Aim: The aim of this study was to assess the demand for warfarin prescribing and monitoring, and to identify patients with atrial fibrillation who might benefit from warfarin therapy. The study was carried out in the population of Tayside, Scotland (400,000 people) using patient-specific dispensed prescribing and hospitalisation data from the Medicines Monitoring Unit at the University of Dundee.

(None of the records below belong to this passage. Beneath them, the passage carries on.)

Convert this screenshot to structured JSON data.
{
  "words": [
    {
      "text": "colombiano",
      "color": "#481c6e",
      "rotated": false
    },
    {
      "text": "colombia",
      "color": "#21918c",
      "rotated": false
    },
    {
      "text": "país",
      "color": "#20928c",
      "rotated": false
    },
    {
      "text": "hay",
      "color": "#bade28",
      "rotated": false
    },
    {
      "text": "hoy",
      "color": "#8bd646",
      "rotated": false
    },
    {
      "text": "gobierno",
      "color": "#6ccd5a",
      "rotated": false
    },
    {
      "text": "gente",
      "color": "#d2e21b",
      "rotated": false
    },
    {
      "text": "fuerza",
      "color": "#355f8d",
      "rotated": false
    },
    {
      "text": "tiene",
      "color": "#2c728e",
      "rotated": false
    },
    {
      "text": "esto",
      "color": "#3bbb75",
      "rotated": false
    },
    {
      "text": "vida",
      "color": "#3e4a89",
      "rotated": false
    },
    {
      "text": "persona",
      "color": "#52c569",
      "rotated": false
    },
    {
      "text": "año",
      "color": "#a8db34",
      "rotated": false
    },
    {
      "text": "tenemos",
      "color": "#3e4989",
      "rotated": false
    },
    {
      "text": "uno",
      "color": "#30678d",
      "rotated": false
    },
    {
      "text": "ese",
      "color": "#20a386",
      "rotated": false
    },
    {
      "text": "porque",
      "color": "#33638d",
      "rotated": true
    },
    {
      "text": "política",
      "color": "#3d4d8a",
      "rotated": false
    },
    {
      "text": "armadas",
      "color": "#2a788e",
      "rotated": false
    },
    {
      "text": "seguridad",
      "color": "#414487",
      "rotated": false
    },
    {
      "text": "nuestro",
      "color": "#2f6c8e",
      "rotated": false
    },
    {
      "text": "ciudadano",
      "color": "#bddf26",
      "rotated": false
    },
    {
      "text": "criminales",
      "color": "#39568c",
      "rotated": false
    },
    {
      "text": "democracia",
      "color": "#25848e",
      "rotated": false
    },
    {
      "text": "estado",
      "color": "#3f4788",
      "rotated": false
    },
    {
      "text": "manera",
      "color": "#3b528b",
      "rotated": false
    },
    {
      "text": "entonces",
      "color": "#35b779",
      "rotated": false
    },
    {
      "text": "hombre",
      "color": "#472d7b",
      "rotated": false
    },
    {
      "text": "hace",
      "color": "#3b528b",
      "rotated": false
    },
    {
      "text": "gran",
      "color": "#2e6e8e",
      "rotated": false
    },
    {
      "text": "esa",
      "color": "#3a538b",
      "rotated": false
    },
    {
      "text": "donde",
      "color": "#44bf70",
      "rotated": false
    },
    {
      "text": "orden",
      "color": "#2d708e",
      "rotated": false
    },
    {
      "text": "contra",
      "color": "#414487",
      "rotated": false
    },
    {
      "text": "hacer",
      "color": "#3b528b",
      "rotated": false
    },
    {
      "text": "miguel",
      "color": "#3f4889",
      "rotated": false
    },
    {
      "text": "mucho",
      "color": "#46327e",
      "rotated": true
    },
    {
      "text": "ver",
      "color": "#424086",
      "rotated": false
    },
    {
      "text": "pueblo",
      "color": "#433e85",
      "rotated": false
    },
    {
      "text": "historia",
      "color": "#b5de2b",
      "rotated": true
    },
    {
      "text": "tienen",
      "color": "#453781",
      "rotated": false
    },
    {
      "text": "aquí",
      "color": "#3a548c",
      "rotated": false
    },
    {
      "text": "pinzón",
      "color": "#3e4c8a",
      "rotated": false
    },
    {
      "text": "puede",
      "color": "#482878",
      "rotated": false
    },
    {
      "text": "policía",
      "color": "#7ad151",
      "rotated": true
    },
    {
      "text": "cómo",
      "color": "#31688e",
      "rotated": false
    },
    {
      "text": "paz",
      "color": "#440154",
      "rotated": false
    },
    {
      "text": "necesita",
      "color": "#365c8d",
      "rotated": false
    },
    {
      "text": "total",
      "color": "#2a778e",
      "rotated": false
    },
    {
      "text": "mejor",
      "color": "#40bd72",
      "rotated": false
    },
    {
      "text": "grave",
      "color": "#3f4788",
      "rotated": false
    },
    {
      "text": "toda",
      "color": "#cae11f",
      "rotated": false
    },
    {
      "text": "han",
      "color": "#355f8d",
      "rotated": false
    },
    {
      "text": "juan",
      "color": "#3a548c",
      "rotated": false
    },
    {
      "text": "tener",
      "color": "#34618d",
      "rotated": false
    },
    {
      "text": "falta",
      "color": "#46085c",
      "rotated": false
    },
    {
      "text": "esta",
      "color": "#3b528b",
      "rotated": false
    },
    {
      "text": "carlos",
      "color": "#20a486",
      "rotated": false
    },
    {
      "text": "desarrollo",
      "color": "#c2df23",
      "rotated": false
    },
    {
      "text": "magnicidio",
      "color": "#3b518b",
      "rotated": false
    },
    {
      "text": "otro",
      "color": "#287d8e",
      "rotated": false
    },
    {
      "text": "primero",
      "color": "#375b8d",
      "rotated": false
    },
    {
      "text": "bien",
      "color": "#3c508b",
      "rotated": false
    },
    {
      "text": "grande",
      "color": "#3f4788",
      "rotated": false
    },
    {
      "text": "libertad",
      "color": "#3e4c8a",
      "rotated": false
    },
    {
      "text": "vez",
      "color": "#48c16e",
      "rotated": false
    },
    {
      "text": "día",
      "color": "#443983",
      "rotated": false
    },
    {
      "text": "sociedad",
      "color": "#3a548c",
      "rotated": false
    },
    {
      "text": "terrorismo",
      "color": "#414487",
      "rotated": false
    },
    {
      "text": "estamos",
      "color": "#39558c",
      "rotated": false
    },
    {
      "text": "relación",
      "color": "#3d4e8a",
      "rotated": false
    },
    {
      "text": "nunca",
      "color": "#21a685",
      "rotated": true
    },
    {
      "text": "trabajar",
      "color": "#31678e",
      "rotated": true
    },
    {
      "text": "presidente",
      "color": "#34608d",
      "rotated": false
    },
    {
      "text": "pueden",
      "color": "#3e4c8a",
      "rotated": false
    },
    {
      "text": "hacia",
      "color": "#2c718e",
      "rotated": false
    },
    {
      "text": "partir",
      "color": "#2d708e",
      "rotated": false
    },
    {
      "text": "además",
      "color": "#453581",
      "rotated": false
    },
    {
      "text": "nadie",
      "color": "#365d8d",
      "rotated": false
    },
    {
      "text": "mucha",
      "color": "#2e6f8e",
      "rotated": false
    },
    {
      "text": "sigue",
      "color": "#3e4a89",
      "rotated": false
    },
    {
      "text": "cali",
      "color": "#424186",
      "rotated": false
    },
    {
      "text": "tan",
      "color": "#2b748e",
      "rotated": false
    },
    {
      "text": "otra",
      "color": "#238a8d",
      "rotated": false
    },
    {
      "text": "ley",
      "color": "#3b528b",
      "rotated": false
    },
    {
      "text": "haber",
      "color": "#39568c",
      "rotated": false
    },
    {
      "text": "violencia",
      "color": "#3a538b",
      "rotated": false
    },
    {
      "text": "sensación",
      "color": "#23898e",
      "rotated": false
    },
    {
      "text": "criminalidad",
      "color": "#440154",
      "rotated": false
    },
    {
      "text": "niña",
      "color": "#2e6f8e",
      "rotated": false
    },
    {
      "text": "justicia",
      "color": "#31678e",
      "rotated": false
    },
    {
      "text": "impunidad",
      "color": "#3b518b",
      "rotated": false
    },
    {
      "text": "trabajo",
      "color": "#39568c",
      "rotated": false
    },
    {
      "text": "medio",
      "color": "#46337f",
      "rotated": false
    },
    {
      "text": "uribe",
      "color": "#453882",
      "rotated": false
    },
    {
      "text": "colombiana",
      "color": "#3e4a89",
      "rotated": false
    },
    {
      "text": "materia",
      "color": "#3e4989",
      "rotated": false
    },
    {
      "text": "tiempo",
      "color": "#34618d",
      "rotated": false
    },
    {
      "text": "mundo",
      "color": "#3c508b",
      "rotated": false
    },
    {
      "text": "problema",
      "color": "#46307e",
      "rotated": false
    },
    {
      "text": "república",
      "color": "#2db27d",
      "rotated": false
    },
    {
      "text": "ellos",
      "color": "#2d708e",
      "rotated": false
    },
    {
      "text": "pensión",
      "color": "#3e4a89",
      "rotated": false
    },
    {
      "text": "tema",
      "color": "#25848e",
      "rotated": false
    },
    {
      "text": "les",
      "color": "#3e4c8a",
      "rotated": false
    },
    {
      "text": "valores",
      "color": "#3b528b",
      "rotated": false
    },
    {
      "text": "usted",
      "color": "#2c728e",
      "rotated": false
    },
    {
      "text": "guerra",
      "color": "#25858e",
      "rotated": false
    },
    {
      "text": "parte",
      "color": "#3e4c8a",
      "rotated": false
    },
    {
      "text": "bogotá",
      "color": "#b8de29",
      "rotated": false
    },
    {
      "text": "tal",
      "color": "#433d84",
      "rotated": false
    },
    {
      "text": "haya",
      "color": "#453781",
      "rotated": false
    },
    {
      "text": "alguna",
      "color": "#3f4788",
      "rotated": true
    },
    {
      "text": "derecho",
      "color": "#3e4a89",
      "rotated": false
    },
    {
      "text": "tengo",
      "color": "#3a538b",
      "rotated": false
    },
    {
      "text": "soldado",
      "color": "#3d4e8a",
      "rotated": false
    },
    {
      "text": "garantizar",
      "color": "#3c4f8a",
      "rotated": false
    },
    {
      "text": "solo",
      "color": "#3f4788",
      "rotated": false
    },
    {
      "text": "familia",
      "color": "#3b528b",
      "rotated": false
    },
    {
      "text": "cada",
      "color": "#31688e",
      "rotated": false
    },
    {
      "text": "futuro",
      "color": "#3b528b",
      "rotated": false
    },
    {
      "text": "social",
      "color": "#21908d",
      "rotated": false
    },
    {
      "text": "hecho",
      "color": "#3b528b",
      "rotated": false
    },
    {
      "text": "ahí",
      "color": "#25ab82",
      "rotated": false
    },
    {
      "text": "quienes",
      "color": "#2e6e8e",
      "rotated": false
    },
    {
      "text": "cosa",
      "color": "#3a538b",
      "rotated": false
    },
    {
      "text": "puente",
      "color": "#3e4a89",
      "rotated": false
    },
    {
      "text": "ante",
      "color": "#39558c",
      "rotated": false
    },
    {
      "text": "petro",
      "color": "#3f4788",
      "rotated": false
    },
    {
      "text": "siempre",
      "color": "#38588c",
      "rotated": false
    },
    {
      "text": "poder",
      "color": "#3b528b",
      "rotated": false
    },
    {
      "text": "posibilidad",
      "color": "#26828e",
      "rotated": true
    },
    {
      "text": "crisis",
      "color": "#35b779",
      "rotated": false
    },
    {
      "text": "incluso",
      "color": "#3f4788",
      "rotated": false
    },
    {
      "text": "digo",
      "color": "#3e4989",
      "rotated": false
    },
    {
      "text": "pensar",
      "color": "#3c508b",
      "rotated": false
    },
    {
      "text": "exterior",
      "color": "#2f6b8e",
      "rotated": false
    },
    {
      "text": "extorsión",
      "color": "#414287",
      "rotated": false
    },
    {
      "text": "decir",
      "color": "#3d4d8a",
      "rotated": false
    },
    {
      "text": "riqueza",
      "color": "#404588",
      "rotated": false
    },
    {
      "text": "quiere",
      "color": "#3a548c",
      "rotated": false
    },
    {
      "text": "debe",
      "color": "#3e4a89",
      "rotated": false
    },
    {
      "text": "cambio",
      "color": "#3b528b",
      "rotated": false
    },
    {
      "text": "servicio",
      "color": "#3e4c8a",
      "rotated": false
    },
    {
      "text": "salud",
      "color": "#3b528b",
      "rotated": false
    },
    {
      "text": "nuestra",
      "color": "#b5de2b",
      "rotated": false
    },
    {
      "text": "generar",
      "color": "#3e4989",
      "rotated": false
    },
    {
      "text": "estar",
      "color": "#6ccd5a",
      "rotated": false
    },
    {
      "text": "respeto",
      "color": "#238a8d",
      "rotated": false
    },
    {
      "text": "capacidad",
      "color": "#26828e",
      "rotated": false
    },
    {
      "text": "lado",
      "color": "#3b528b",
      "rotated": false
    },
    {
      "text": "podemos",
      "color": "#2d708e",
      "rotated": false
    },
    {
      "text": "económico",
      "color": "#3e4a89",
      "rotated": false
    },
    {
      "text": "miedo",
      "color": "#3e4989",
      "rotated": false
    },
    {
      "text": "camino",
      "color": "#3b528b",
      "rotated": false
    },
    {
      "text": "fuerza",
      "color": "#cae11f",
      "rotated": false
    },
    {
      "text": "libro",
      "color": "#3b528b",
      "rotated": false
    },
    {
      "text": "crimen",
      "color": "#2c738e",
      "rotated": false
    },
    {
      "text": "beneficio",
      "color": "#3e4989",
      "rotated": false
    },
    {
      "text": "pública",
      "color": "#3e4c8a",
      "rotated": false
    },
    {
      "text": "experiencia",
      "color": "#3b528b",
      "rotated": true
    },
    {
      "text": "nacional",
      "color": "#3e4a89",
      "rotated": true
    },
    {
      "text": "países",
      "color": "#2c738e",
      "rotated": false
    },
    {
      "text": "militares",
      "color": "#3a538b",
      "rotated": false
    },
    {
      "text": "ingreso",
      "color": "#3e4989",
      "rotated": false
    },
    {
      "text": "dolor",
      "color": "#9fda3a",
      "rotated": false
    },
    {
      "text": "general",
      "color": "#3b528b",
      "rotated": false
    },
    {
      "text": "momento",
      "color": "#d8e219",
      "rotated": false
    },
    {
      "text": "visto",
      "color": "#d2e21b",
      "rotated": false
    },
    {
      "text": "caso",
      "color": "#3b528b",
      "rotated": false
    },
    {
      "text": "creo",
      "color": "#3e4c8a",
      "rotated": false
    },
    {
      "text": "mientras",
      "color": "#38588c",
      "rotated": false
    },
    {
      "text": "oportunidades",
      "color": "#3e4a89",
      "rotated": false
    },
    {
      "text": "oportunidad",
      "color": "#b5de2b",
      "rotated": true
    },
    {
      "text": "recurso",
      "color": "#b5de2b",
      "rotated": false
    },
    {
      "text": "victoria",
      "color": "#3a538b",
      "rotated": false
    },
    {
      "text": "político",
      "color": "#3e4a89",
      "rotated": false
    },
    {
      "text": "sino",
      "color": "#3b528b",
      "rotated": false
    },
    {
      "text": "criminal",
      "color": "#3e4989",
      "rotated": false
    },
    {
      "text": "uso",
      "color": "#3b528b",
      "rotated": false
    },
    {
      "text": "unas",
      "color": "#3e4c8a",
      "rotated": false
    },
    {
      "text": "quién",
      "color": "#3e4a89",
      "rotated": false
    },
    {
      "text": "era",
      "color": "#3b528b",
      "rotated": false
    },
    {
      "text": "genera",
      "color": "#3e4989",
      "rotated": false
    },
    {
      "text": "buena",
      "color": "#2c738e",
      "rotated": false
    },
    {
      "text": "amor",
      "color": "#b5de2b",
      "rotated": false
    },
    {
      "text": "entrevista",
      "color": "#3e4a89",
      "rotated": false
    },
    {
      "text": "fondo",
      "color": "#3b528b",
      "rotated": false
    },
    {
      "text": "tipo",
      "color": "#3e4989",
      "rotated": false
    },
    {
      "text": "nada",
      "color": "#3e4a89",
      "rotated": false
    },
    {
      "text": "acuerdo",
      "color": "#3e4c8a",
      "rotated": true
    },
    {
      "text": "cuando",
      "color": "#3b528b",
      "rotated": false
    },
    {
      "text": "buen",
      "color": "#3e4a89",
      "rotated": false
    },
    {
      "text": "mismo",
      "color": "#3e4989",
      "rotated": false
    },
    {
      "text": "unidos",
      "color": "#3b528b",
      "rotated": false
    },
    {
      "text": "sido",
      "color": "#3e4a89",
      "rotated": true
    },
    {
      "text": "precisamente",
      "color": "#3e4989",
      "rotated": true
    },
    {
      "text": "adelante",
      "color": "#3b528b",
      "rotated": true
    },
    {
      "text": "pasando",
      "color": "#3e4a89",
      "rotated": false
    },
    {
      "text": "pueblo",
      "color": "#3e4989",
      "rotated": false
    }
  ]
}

Methods: The incidence and prevalence of digoxin and warfarin prescribing were calculated between 1989 and 1993. Patients dispensed digoxin in 1993 were assumed to have atrial fibrillation and they were stratified into high risk groups for an adverse thromboembolic event based on past medical history. The numbers of patients at high risk who were judged to be possible candidates for warfarin were calculated.
Results: The prevalence of warfarin prescribing is increasing in Tayside and is mainly for elderly patients. There were also many patients assumed to have atrial fibrillation who were at particularly high risk for an adverse thromboembolic event, who had no record of warfarin prescribing. Only 35% received warfarin. Even given the methodological limitations of this study, and the use of aspirin as an alternative prophylactic agent, it is likely that these patients have been a source of increased prevalence of warfarin prescribing since 1993 and will be in the future. Other indications for warfarin prescribing are also increasing.
Conclusion: It is anticipated that there will be increasing demands for anticoagulant monitoring, which will need to be met either by increasing the capacity of existing clinics, or by increasing the role of primary care.